En février 2018, après dix jours de « lockdown », le chef de l’État s’en était pris aux dealers de drogue et aux gangs armés. Un peu plus tard, il a rendu le Premier ministre Jean Henri Céant responsable pour n’avoir pas pu délivrer la marchandise. Aujourd’hui en panne de fusible, il s’attaque à une frange de la classe d’affaires qu’il accuse d’être responsables des maux du pays.

Donc, aucune part de responsabilité du chef de l’État dans la crise actuelle. Cette situation n’est pas nouvelle. Car, tout au long de notre histoire, nous avons fait l’expérience des dirigeants insouciants et sanguinaires. Tantôt nous avons créé des monstres, tantôt nous avons créé des anges. Sans pourtant poser les vrais problèmes qui minent notre société. Avec l’échec du projet dessalinien, au lendemain de la mort de l’empereur le 17 octobre 1806, la société s’est basculée dans l’inégalité et commence dès lors le règne des barricades entre les différentes couches sociales.

Les inégalités sont criantes tant au niveau de la répartition des richesses qu’au niveau de service fourni. La société est bien scindée : le pays en-dehors, le pays de la ville ; Nèg anwo, nèg anba. Et ces dissensions sociales sont reflétées même dans les pratiques de gouvernance du système économico-politique établi de 1804 à nos jours.

Combien de barricades doivent briser les jeunes entrepreneurs d’aujourd’hui pour avoir accès au crédit, s’ils ne sont pas de la classe aisée ? Que de barricades rencontrées par les entrepreneurs agricoles ? Que de barricades sont-elles dressées contre les jeunes pour rentrer à l’université ? Que de barricades dressées à l’émergence d’une véritable classe moyenne ? Les paysans ? Que de barricades faut-il briser pour avoir accès à un minimum de service ?

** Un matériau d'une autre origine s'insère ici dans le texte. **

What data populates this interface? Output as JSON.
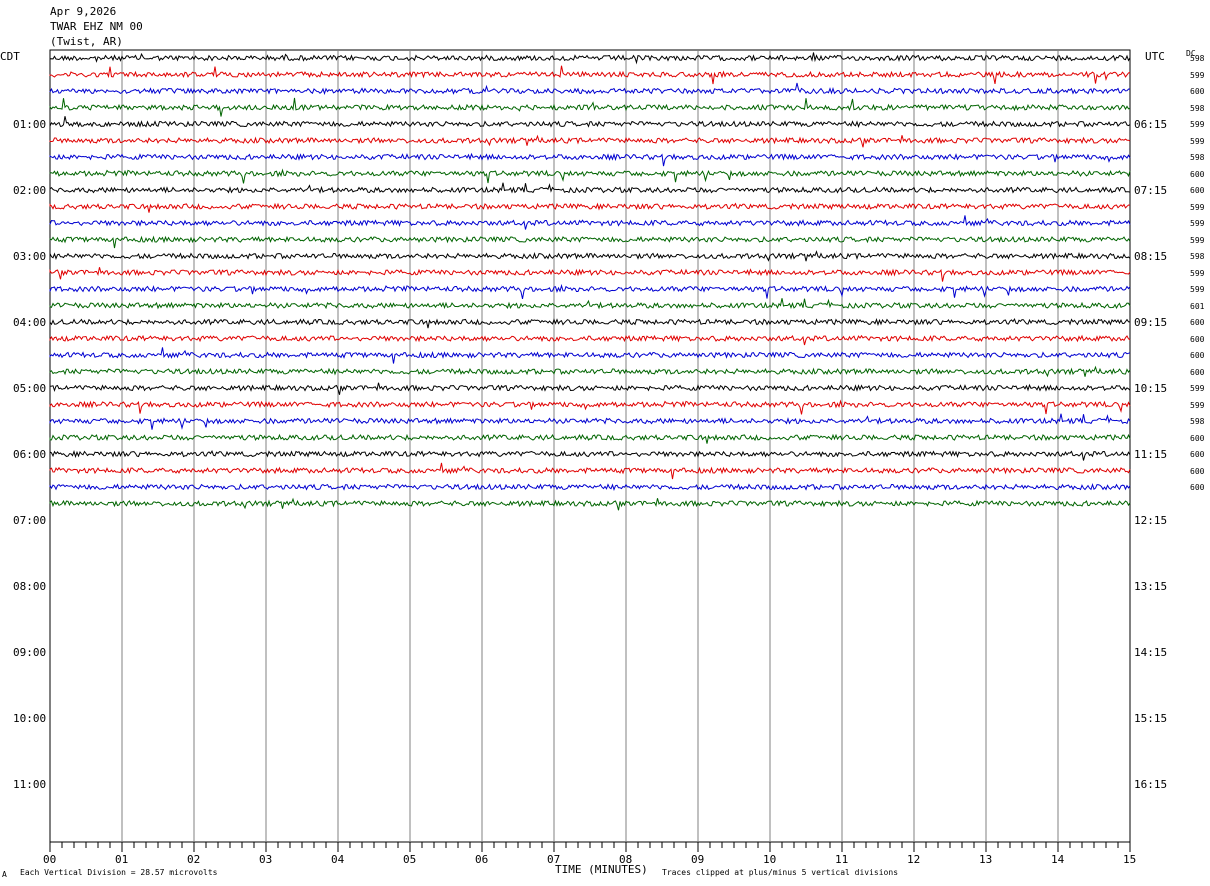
{
  "header": {
    "date": "Apr 9,2026",
    "station": "TWAR EHZ NM 00",
    "location": "(Twist, AR)"
  },
  "left_tz": "CDT",
  "right_tz": "UTC",
  "dc_header": "DC",
  "footer": {
    "scale": "Each Vertical Division =   28.57 microvolts",
    "clip": "Traces clipped at plus/minus 5 vertical divisions",
    "corner": "A"
  },
  "chart_data": {
    "type": "line",
    "title": "TWAR EHZ NM 00",
    "xlabel": "TIME (MINUTES)",
    "xlim": [
      0,
      15
    ],
    "x_ticks": [
      "00",
      "01",
      "02",
      "03",
      "04",
      "05",
      "06",
      "07",
      "08",
      "09",
      "10",
      "11",
      "12",
      "13",
      "14",
      "15"
    ],
    "left_time_labels": [
      "01:00",
      "02:00",
      "03:00",
      "04:00",
      "05:00",
      "06:00",
      "07:00",
      "08:00",
      "09:00",
      "10:00",
      "11:00"
    ],
    "right_time_labels": [
      "06:15",
      "07:15",
      "08:15",
      "09:15",
      "10:15",
      "11:15",
      "12:15",
      "13:15",
      "14:15",
      "15:15",
      "16:15"
    ],
    "trace_colors": [
      "#000000",
      "#e00000",
      "#0000d0",
      "#006400"
    ],
    "trace_count": 28,
    "dc_offsets": [
      "598",
      "599",
      "600",
      "598",
      "599",
      "599",
      "598",
      "600",
      "600",
      "599",
      "599",
      "599",
      "598",
      "599",
      "599",
      "601",
      "600",
      "600",
      "600",
      "600",
      "599",
      "599",
      "598",
      "600",
      "600",
      "600",
      "600"
    ],
    "grid": "vertical"
  }
}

De nos jours, toute la société est parsemée d’embûches. Chaque secteur dresse ses propres barricades. Et l’État semble être le principal chef des barricades en se rendant garant, peut-être sans le vouloir, de mauvaises pratiques permettant à ce système qui n’a produit que misère et inégalité sociale, de se perpétuer. Que de barricades, l’État, lui-même, n’a-t-il pas dressées, en accordant des franchises aux plus possédants au détriment des intérêts supérieurs de la nation, du même coup entravant toute concurrence loyale pour d’autres investisseurs ?

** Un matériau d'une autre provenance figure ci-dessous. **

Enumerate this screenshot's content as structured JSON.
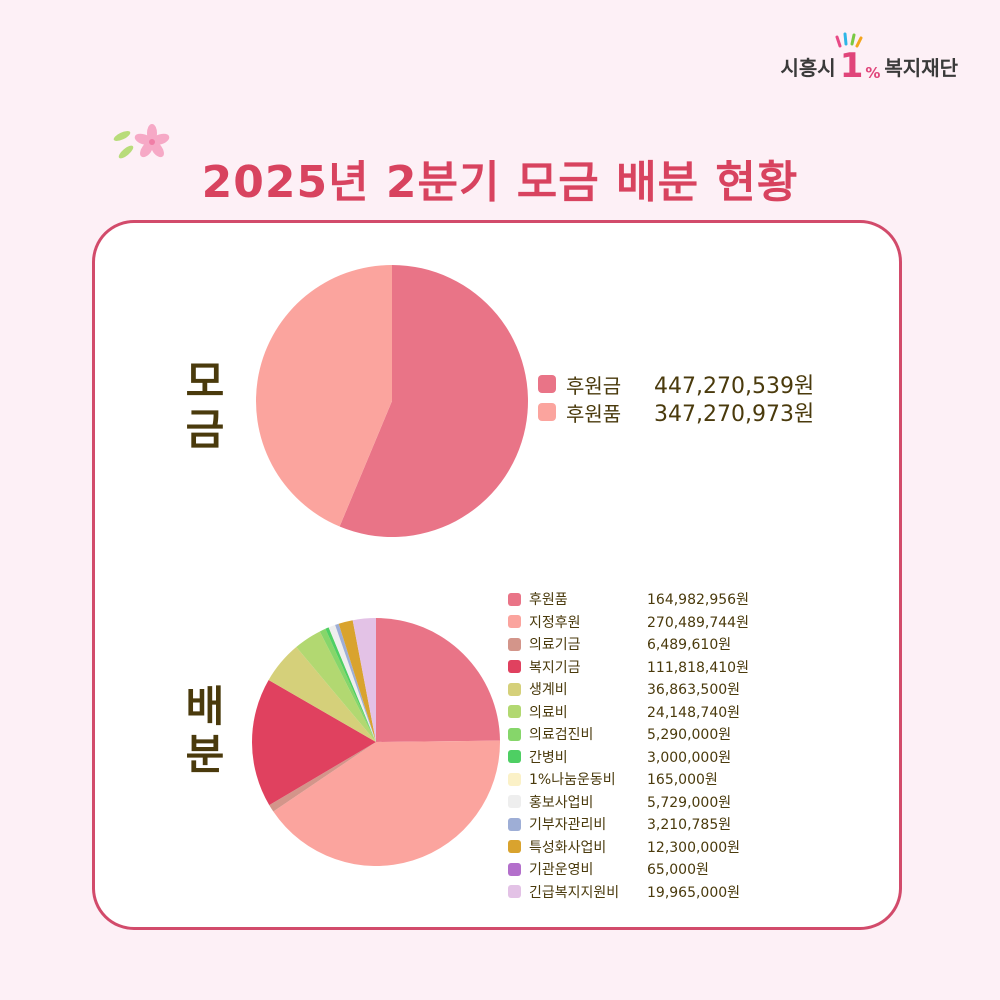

Depuis plus de deux siècles d’histoire, l’État n’a fait que se ranger du côté des nantis et construire une société de monopole. Certaines sphères d’activité restent jusqu’à présent la chasse gardée des groupes bien déterminés. L’industrie du textile, les supermarchés, le secteur énergétique, l’import-export, etc. Même des institutions d’État aussi importantes que la Douane, la DGI et l’APN sont contrôlées par des oligarques.

En effet, tout changement de système doit avant tout passer par le changement des pratiques entretenues entre l’État et les différents éléments constitutifs du système en question. Pour réduire les inégalités et construire une société plus juste, il faut lever toutes les barricades d’ordre économique, religieux, racial, social et politique.

Sinon, les barricades des rues sont très loin de s’éteindre.